So if I understand what this says a simple transfer grill allowing in cold air in the middle of winter would not seem to fit the bill.......unless they account for it in the HVAC system?  Am I reading that right?  Does that come from 09?  06 gives the exception for "air that does not decrease the comfort conditions of the space" that itself seems a bit arbitrary doesn't it?


----------



## mtlogcabin (May 10, 2012)

Yes it is from the 09 but the same lanquage is in the 06 code.


----------



## Sifu (May 11, 2012)

mtlogcabin said:
			
		

> Yes it is from the 09 but the same lanquage is in the 06 code.


2006 IMC

508.1.1 Makeup air temperature. The temperature differential

between makeup air and the air in the conditioned space

shall not exceed lOoP (6°C).

Exceptions:

1. Makeup air that is part ofthe air-conditioning system.

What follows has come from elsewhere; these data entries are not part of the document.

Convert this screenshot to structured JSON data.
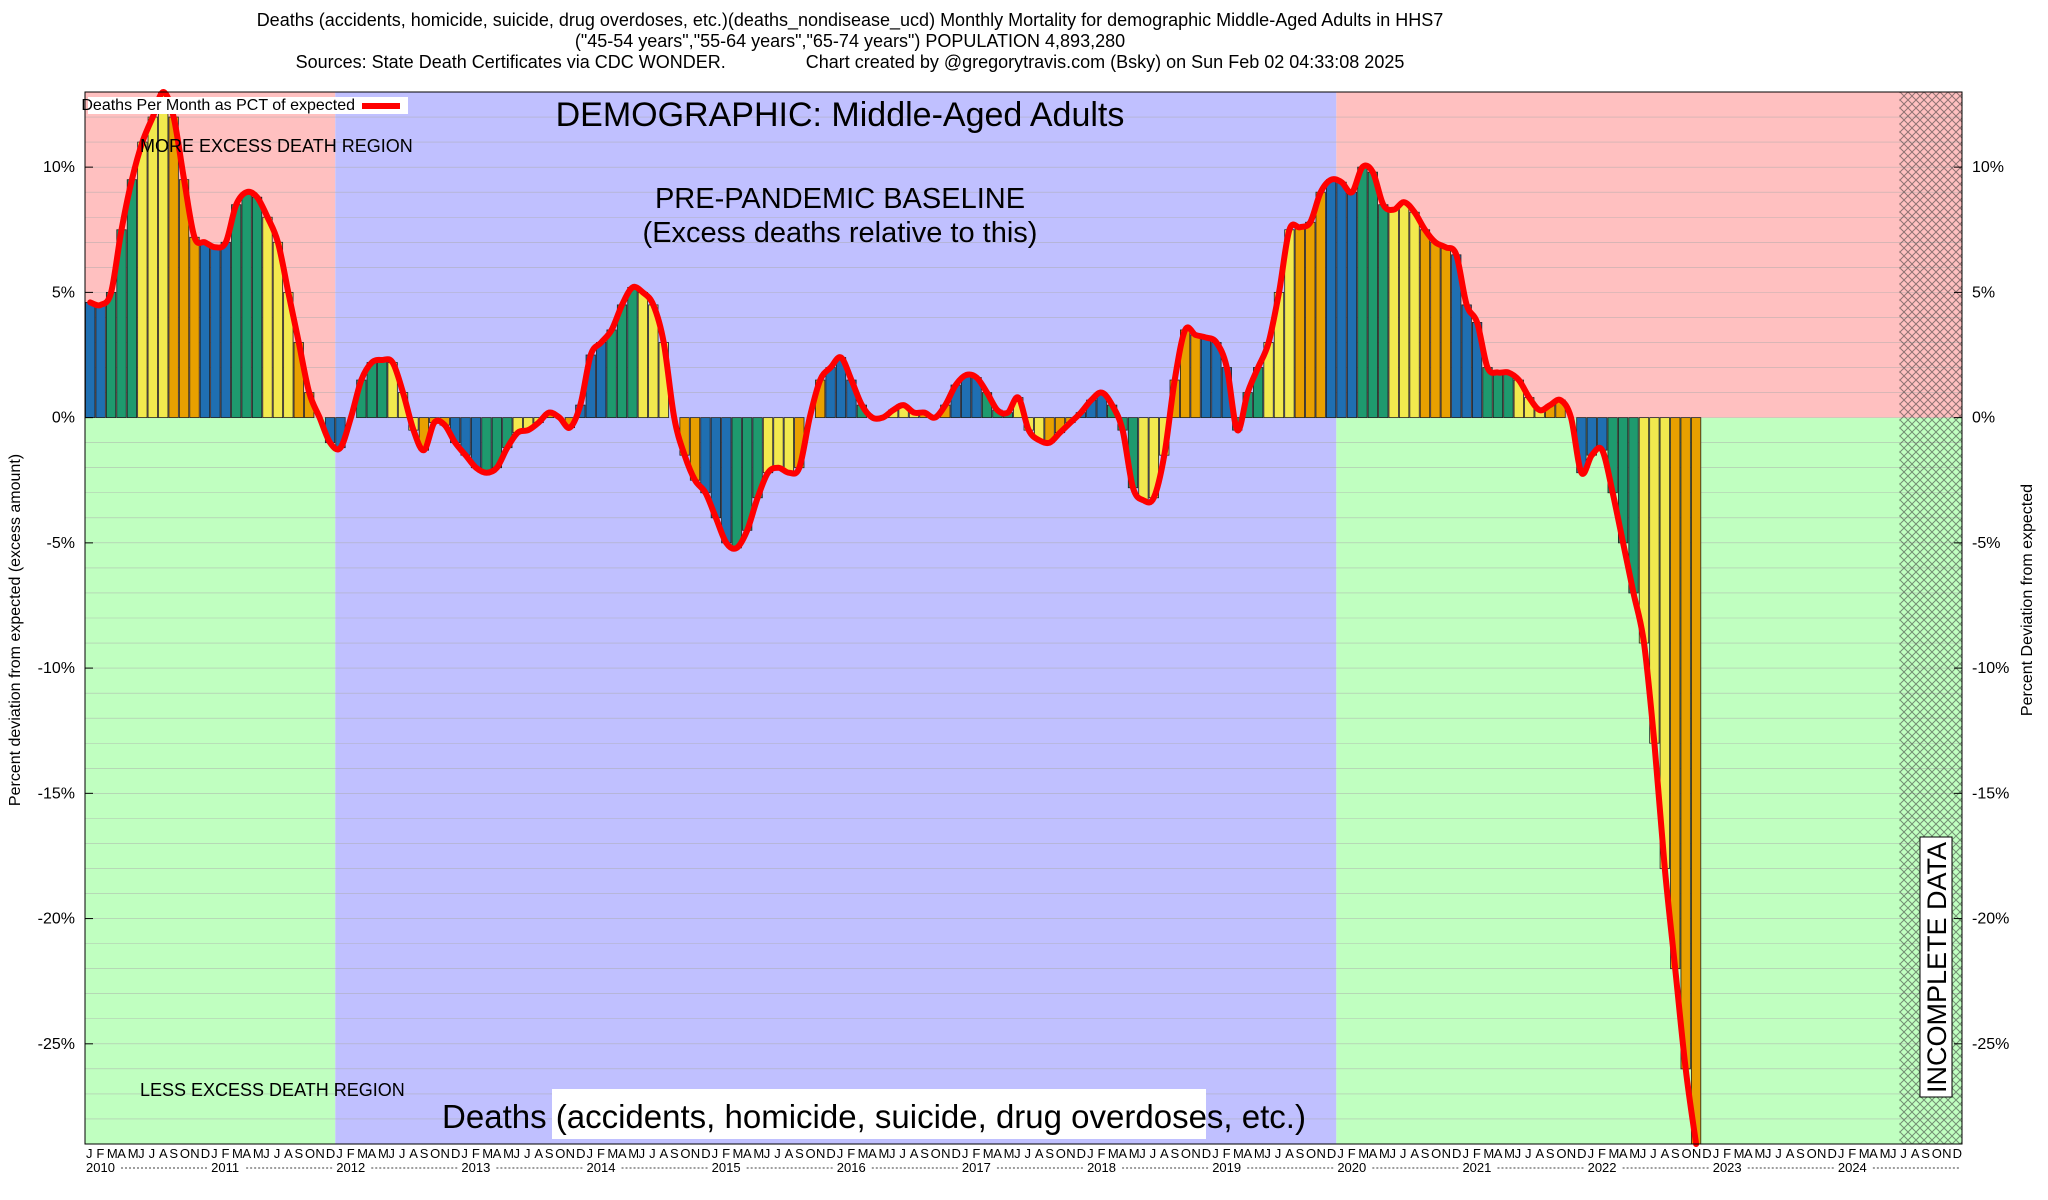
{
  "header": {
    "line1": "Deaths (accidents, homicide, suicide, drug overdoses, etc.)(deaths_nondisease_ucd) Monthly Mortality for demographic Middle-Aged Adults in HHS7",
    "line2": "(\"45-54 years\",\"55-64 years\",\"65-74 years\") POPULATION 4,893,280",
    "line3": "Sources: State Death Certificates via CDC WONDER.                Chart created by @gregorytravis.com (Bsky) on Sun Feb 02 04:33:08 2025"
  },
  "chart_data": {
    "type": "bar",
    "title": "DEMOGRAPHIC: Middle-Aged Adults",
    "bottom_title": "Deaths (accidents, homicide, suicide, drug overdoses, etc.)",
    "ylabel_left": "Percent deviation from expected (excess amount)",
    "ylabel_right": "Percent Deviation from expected",
    "legend": "Deaths Per Month as PCT of expected",
    "legend_position": "top-left",
    "ylim": [
      -29,
      13
    ],
    "yticks": [
      10,
      5,
      0,
      -5,
      -10,
      -15,
      -20,
      -25
    ],
    "ytick_labels": [
      "10%",
      "5%",
      "0%",
      "-5%",
      "-10%",
      "-15%",
      "-20%",
      "-25%"
    ],
    "grid": true,
    "months": [
      "J",
      "F",
      "M",
      "A",
      "M",
      "J",
      "J",
      "A",
      "S",
      "O",
      "N",
      "D"
    ],
    "years": [
      "2010",
      "2011",
      "2012",
      "2013",
      "2014",
      "2015",
      "2016",
      "2017",
      "2018",
      "2019",
      "2020",
      "2021",
      "2022",
      "2023",
      "2024"
    ],
    "x_start": "2010-01",
    "annotations": {
      "more_region": "MORE EXCESS DEATH REGION",
      "less_region": "LESS EXCESS DEATH REGION",
      "baseline_line1": "PRE-PANDEMIC BASELINE",
      "baseline_line2": "(Excess deaths relative to this)",
      "incomplete": "INCOMPLETE DATA"
    },
    "regions": {
      "baseline_start": "2012-01",
      "baseline_end": "2019-12",
      "incomplete_start": "2024-07"
    },
    "season_colors": {
      "winter": "#1f6fb2",
      "spring": "#1e9a6e",
      "summer": "#f2e94e",
      "autumn": "#e8a000"
    },
    "series": [
      {
        "name": "Deaths Per Month as PCT of expected",
        "color": "#ff0000",
        "values": [
          4.6,
          4.5,
          5.0,
          7.5,
          9.5,
          11.0,
          12.0,
          13.0,
          12.0,
          9.5,
          7.2,
          7.0,
          6.8,
          7.0,
          8.5,
          9.0,
          8.8,
          8.0,
          7.0,
          5.0,
          3.0,
          1.0,
          0.0,
          -1.0,
          -1.2,
          0.0,
          1.5,
          2.2,
          2.3,
          2.2,
          1.0,
          -0.5,
          -1.3,
          -0.2,
          -0.3,
          -1.0,
          -1.5,
          -2.0,
          -2.2,
          -2.0,
          -1.2,
          -0.6,
          -0.5,
          -0.2,
          0.2,
          0.0,
          -0.4,
          0.5,
          2.5,
          3.0,
          3.5,
          4.5,
          5.2,
          5.0,
          4.5,
          3.0,
          0.0,
          -1.5,
          -2.5,
          -3.0,
          -4.0,
          -5.0,
          -5.2,
          -4.5,
          -3.2,
          -2.2,
          -2.0,
          -2.2,
          -2.0,
          0.0,
          1.5,
          2.0,
          2.4,
          1.5,
          0.5,
          0.0,
          0.0,
          0.3,
          0.5,
          0.2,
          0.2,
          0.0,
          0.5,
          1.3,
          1.7,
          1.6,
          1.0,
          0.3,
          0.2,
          0.8,
          -0.5,
          -0.9,
          -1.0,
          -0.6,
          -0.2,
          0.2,
          0.7,
          1.0,
          0.5,
          -0.5,
          -2.8,
          -3.3,
          -3.2,
          -1.5,
          1.5,
          3.5,
          3.3,
          3.2,
          3.0,
          2.0,
          -0.5,
          1.0,
          2.0,
          3.0,
          5.0,
          7.5,
          7.6,
          7.8,
          9.0,
          9.5,
          9.4,
          9.0,
          10.0,
          9.8,
          8.5,
          8.3,
          8.6,
          8.2,
          7.5,
          7.0,
          6.8,
          6.5,
          4.5,
          3.8,
          2.0,
          1.8,
          1.8,
          1.5,
          0.8,
          0.3,
          0.5,
          0.7,
          0.0,
          -2.2,
          -1.5,
          -1.3,
          -3.0,
          -5.0,
          -7.0,
          -9.0,
          -13.0,
          -18.0,
          -22.0,
          -26.0,
          -29.0
        ]
      }
    ]
  }
}
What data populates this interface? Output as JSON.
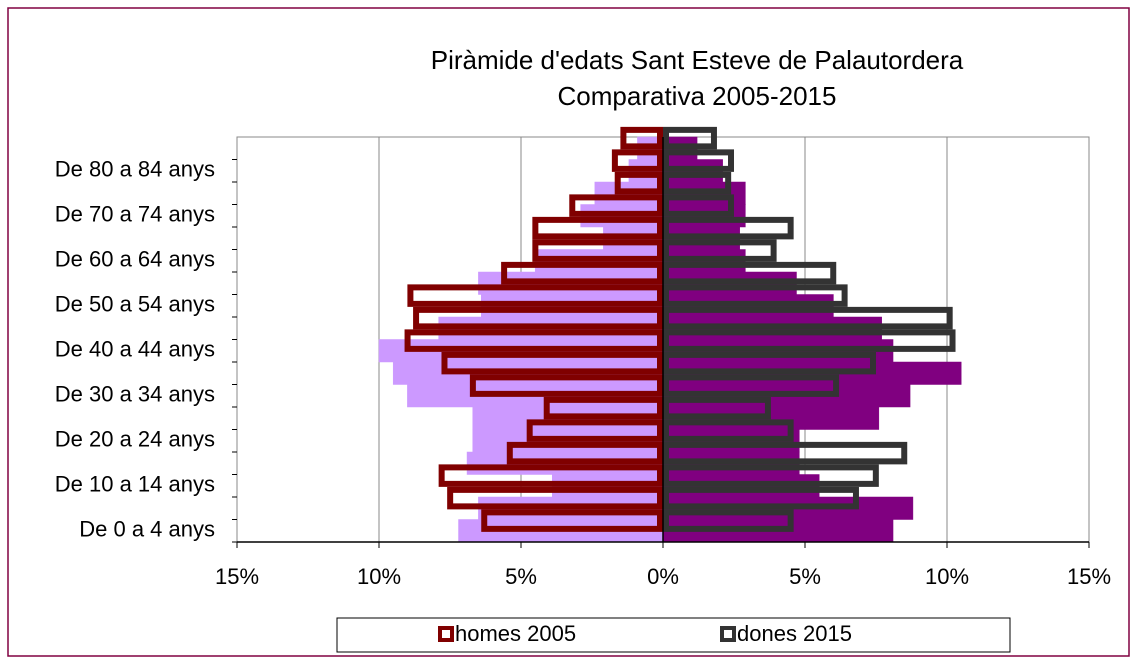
{
  "chart_data": {
    "type": "bar",
    "orientation": "horizontal",
    "title": "Piràmide d'edats Sant Esteve de Palautordera",
    "subtitle": "Comparativa 2005-2015",
    "categories": [
      "De 0 a 4 anys",
      null,
      "De 10 a 14 anys",
      null,
      "De 20 a 24 anys",
      null,
      "De 30 a 34 anys",
      null,
      "De 40 a 44 anys",
      null,
      "De 50 a 54 anys",
      null,
      "De 60 a 64 anys",
      null,
      "De 70 a 74 anys",
      null,
      "De 80 a 84 anys",
      null
    ],
    "series": [
      {
        "color": "#cc99ff",
        "style": "fill",
        "values": [
          -7.2,
          -6.5,
          -3.9,
          -6.9,
          -6.7,
          -6.7,
          -9.0,
          -9.5,
          -10.0,
          -7.9,
          -6.4,
          -6.5,
          -4.5,
          -2.1,
          -2.9,
          -2.4,
          -1.2,
          -0.9
        ]
      },
      {
        "color": "#800080",
        "style": "fill",
        "values": [
          8.1,
          8.8,
          5.5,
          4.8,
          4.8,
          7.6,
          8.7,
          10.5,
          8.1,
          7.7,
          6.0,
          4.7,
          2.9,
          2.7,
          2.9,
          2.9,
          2.1,
          1.2
        ]
      },
      {
        "name": "homes 2005",
        "color": "#800000",
        "style": "outline",
        "values": [
          -6.4,
          -7.6,
          -7.9,
          -5.5,
          -4.8,
          -4.2,
          -6.8,
          -7.8,
          -9.1,
          -8.8,
          -9.0,
          -5.7,
          -4.6,
          -4.6,
          -3.3,
          -1.7,
          -1.8,
          -1.5
        ]
      },
      {
        "name": "dones 2015",
        "color": "#333333",
        "style": "outline",
        "values": [
          4.6,
          6.9,
          7.6,
          8.6,
          4.6,
          3.8,
          6.2,
          7.5,
          10.3,
          10.2,
          6.5,
          6.1,
          4.0,
          4.6,
          2.5,
          2.4,
          2.5,
          1.9
        ]
      }
    ],
    "xlim": [
      -15,
      15
    ],
    "xticks": [
      {
        "value": -15,
        "label": "15%"
      },
      {
        "value": -10,
        "label": "10%"
      },
      {
        "value": -5,
        "label": "5%"
      },
      {
        "value": 0,
        "label": "0%"
      },
      {
        "value": 5,
        "label": "5%"
      },
      {
        "value": 10,
        "label": "10%"
      },
      {
        "value": 15,
        "label": "15%"
      }
    ],
    "grid": true,
    "legend": "bottom"
  }
}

2. Makeup air that does not decrease the comfort conditions

of the occupied space.

#2---The air can be greater than 10 degree difference if it doesn't make you uncomfortable.  Why write a specific code if you turn around and give it such an arbitrary exception?  One mans too cold is another mans just right!


----------



## Darren Emery (Oct 23, 2012)

To continue this a bit:  there is a sentence in the commentary that says:  "Rarely if ever would the need arise to cool the make up air."  If the goal of this section is employee comfort (as stated in the comentary) why would you NOT want to cool the make up air stream when it is 100+ outside?  If the MUA is entering the kitchen environment, and it's 110 outside (and perhaps 120+ on the roof) that kitchen AC is going to have a heck of a time handling all that extra heat load.

We have focused on heating the MUA for years now...perhaps its time to consider the cooling side as well, what with global warming and all.


----------



## mtlogcabin (Oct 23, 2012)

Heating the air is more than employee comfort it also contributes to emplyee health. Standing over a hot stove and having 15 or 20 degree air blowing down your neck is a good way to catch a cold. Cooling the MUA is a requirement of 508.1.1 and is probably a good idea in KS and other areas where the summer temps can get really high for prolong weeks or months.


----------